1. Introduction │ We Continue To Come Together

INSIGHT: The unprovoked Russian invasion of Ukraine caused uncertainty to the economic outlook and volatility in the equity markets.

BOTTOM LINE: The Western nations continue to come together to punish Putin’s actions. And despite this geopolitical event, rising interest rates, and higher commodity prices, there is still upside potential for the US economy and equity market.

2. Economy │ Not On Recession Road

INSIGHT: Economists and financial market pundits are concerned that the Fed’s tightening cycle and soaring inflation, particularly gas prices, will cause the US economy to enter a recession.

BOTTOM LINE: Our four key indicators (labor market conditions, healthy manufacturing, still -attractive lending standards, and advancing real -time activity metrics) point to strong growth. While inflation is the greatest downside risk, the sustained reopening and pent -up demand should help the economy avoid a recession in the next 12 months.

3. Monetary Policy │ The Fed Will Need To Speak Words Of Wisdom

INSIGHT: The Russia-Ukraine crisis and climbing COVID cases in China have worsened inflation, leading the market to price in aggressive action by the Federal Reserve (Fed) through the remainder of the year.

BOTTOM LINE: Our expectation is that the Fed will raise interest rates slowly and steadily through the year to maintain flexibility in an economy that is incredibly interest rate sensitive. The reduction of the balance sheet will be another means to unwind ultra-accommodative policy.

4. Fixed Income │ Yields Won’t Get Back, Get Back To Where They Once Belonged

INSIGHT: History shows that the 10-year Treasury yield trends lower after each successive tightening cycle, but inflationary pressures and the repricing of rate hike expectations are serving as upward catalysts.

BOTTOM LINE: In time, the high interest rate sensitivity of the economy and the attractiveness of yield-producing assets will limit how high interest rates can go. Exaggerated economic conditions, rather than a deterioration in credit fundamentals, could lead to opportunities in the corporate and high-yield sectors.

5. Commodities │ You Say You Want An Energy Revolution, Well You Know

INSIGHT: The geopolitical tensions, the start of the Federal Reserves’ tightening cycle, and fears of an inflation-induced recession have caused a volatile start to the year.

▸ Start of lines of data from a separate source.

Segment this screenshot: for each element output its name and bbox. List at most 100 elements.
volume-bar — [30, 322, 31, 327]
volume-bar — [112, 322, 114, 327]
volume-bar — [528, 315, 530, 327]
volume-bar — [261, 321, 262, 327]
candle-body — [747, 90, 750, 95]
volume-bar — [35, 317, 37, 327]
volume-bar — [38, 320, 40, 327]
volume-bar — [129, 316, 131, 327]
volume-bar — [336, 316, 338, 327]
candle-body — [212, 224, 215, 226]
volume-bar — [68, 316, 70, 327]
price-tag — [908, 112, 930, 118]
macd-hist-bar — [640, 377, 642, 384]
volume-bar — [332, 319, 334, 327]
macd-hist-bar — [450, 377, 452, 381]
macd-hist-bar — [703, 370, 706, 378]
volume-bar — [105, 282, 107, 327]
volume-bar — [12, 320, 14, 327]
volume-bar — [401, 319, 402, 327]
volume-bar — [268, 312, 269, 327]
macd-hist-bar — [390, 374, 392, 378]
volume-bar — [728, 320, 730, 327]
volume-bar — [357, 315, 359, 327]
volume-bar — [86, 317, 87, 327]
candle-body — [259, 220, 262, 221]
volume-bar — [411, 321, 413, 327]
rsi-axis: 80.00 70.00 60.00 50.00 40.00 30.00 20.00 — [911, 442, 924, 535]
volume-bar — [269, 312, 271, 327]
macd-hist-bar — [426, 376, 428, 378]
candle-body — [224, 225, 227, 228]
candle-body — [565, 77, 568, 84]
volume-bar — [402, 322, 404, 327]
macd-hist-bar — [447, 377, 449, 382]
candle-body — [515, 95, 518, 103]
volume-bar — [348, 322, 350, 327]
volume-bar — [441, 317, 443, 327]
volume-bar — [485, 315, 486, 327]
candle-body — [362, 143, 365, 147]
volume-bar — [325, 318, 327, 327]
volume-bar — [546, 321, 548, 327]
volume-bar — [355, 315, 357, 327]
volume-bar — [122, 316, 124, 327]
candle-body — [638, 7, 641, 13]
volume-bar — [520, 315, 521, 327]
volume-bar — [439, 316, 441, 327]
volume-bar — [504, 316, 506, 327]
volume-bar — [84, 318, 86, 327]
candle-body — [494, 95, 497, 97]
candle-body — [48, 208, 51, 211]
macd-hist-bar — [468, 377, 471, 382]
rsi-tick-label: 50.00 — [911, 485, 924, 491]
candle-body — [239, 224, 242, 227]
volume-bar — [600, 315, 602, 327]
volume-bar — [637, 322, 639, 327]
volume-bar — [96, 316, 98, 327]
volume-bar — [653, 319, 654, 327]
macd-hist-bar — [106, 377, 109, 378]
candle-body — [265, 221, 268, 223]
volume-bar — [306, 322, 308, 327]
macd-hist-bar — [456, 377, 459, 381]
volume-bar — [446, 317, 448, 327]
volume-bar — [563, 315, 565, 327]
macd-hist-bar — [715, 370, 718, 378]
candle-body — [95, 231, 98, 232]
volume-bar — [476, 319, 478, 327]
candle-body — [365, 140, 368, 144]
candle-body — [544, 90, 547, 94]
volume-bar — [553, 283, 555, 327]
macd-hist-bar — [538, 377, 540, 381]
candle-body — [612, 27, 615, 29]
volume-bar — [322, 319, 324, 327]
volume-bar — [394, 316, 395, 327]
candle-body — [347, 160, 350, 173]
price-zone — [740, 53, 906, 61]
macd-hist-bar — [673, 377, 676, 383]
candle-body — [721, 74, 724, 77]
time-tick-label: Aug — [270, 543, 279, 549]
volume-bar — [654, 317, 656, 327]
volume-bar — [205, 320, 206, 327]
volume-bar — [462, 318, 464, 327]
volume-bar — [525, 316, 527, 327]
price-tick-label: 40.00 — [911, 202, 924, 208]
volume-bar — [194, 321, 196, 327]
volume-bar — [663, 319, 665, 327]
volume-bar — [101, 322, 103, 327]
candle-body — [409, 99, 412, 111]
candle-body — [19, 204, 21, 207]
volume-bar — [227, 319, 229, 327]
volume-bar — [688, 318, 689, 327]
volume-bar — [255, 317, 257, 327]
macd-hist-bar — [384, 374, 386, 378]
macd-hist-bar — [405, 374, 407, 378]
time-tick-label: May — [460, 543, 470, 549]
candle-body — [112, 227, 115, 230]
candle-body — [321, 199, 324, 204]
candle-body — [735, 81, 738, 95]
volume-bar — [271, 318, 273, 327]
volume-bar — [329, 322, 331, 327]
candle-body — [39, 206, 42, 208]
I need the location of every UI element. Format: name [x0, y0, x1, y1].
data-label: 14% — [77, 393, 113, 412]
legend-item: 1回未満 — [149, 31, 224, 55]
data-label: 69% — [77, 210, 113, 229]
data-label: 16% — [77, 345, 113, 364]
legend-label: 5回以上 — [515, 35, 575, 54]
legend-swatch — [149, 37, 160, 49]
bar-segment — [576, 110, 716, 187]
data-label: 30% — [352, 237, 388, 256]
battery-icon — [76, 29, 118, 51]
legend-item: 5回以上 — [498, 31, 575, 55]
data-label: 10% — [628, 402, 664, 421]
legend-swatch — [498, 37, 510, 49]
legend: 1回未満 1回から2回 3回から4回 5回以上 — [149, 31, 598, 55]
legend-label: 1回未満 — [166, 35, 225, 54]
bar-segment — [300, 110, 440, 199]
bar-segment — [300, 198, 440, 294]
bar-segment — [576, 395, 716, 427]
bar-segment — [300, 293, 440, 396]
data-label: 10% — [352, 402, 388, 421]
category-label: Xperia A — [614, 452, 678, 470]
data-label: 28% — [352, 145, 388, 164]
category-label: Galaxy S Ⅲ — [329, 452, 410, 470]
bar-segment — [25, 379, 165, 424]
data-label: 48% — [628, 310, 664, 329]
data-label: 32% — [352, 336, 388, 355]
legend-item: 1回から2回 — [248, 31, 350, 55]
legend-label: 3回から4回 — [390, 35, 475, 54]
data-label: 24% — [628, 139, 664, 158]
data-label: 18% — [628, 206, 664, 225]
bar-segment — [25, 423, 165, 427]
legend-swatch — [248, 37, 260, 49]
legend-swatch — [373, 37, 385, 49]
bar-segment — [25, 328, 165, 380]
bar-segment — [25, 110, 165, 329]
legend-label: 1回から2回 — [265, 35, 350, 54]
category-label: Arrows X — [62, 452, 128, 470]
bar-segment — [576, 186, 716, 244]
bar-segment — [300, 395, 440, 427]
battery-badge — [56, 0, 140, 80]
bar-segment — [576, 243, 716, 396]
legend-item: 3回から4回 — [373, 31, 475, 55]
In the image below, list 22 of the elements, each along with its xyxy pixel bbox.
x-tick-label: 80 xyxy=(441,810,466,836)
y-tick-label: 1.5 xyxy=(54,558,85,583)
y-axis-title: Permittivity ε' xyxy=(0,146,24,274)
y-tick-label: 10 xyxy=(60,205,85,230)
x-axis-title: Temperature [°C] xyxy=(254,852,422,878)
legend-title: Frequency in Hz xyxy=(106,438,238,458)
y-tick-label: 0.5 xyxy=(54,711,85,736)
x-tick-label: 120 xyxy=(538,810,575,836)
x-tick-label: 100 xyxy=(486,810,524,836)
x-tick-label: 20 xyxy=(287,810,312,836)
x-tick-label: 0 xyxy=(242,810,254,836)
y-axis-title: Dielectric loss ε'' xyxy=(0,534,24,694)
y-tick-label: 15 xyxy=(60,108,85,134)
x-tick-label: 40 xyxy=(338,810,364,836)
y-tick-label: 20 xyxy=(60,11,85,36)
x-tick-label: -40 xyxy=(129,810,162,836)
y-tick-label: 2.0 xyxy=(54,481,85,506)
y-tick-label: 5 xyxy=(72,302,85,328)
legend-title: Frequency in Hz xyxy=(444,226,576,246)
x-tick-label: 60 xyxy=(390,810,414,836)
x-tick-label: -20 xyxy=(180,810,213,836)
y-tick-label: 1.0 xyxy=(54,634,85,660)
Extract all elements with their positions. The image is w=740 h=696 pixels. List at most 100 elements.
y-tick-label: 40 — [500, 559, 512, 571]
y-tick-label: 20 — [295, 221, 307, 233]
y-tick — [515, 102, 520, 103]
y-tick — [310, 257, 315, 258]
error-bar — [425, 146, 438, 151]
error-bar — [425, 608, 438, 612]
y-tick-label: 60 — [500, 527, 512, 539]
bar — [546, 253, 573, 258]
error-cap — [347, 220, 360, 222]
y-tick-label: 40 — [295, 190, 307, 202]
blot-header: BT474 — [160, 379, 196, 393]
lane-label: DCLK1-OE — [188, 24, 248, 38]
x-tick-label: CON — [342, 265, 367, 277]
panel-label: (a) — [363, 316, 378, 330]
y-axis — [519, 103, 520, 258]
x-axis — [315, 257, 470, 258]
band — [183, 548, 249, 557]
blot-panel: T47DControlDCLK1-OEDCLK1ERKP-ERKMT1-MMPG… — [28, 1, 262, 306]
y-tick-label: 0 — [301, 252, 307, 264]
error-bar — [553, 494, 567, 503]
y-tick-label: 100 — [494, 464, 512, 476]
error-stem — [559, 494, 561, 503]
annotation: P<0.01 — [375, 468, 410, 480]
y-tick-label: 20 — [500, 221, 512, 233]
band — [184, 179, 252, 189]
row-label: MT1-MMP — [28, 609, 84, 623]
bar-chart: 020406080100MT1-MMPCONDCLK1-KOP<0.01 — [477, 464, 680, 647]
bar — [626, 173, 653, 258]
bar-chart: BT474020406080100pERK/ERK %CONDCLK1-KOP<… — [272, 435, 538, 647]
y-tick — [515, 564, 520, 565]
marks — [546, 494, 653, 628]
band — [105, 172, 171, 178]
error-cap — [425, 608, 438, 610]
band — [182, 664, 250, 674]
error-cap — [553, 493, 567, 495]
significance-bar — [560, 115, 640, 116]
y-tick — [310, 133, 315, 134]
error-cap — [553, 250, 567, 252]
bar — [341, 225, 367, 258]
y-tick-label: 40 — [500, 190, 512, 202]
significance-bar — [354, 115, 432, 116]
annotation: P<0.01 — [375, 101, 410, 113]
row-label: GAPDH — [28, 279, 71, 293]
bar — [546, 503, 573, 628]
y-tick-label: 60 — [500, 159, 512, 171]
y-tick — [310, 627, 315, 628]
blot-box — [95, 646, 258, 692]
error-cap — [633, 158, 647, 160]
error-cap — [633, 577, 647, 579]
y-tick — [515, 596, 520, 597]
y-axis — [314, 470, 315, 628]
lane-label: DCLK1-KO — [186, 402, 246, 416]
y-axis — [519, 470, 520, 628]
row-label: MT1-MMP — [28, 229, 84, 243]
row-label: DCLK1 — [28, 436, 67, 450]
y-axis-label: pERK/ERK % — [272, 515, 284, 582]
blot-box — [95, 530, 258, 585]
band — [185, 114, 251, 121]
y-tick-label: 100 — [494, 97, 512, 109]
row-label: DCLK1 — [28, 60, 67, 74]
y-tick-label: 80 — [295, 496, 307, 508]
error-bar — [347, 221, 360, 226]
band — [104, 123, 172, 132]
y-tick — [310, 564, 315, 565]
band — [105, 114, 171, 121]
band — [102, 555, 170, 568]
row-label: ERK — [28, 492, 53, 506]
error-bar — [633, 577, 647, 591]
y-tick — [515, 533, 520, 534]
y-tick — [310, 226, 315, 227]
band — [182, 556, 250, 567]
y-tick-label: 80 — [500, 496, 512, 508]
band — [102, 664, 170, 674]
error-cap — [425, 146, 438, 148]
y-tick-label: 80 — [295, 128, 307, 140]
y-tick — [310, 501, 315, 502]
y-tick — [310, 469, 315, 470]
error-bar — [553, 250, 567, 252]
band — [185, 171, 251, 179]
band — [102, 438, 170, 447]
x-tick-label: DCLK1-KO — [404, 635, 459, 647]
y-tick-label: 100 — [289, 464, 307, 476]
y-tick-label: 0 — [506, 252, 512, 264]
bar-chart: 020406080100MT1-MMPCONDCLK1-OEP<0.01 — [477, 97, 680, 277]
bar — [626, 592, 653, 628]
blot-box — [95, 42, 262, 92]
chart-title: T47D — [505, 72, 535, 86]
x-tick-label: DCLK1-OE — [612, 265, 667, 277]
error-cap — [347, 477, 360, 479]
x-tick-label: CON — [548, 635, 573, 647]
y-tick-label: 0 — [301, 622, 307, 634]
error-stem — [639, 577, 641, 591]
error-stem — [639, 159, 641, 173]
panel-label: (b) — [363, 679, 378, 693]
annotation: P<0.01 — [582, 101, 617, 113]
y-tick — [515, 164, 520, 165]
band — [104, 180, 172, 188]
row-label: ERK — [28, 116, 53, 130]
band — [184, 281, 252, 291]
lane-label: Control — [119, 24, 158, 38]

BOTTOM LINE: Since a recession is not our base case, a robust macroeconomic backdrop, resilient earnings, attractive valuations, and positive shareholder activity should lead to upside potential for the S&P 500. We remain biased toward the cyclical sectors, but attractive valuations have led to our recent upgrade of Health Care.

6. International │ International Equities Need Some Help!

INSIGHT: The Russia-Ukraine crisis has disproportionately impacted Europe’s economy, as it is particularly dependent on Russia for energy imports.

BOTTOM LINE: The crisis has stunted tourism, pushed gas prices to nearly double US levels, put key imports in the crosshairs, and caused the worst European refugee crisis since World War II in a region still grappling with the pandemic. As a result, we continue to favor US equities over the other developed international markets.

7. Equities │ US Equities Still Have The Ticket To Ride Higher

INSIGHT: The US is now much more energy-independent than it was during prior oil crises (e.g.,1970s). Even if the conflict persists in the upcoming months, there are alternative measures to ease the recent volatility in energy prices.

BOTTOM LINE: The release of strategic reserves and increased production by OPEC and the US should help prices moderate by the end of the year. Higher energy prices should also accelerate the global development and adoption of alternative energy sources such as solar and wind.

8. Asset Allocation │ Get By With A Little Help From Your Advisor

INSIGHT: The combination of geopolitical tensions and the start of the Fed’s tightening cycle has led to a volatile start to the year, and caused the S&P 500’s first 10 % pullback since the pandemic began.

BOTTOM LINE: We remain hopeful for a peaceful resolution in Ukraine, which would validate the historical precedent of geopolitical conflicts being short -lived events so long as they do not coincide with a recession. In the meantime, investors should avoid emotionally -driven decisions, as they are typically detrimental to portfolio performance.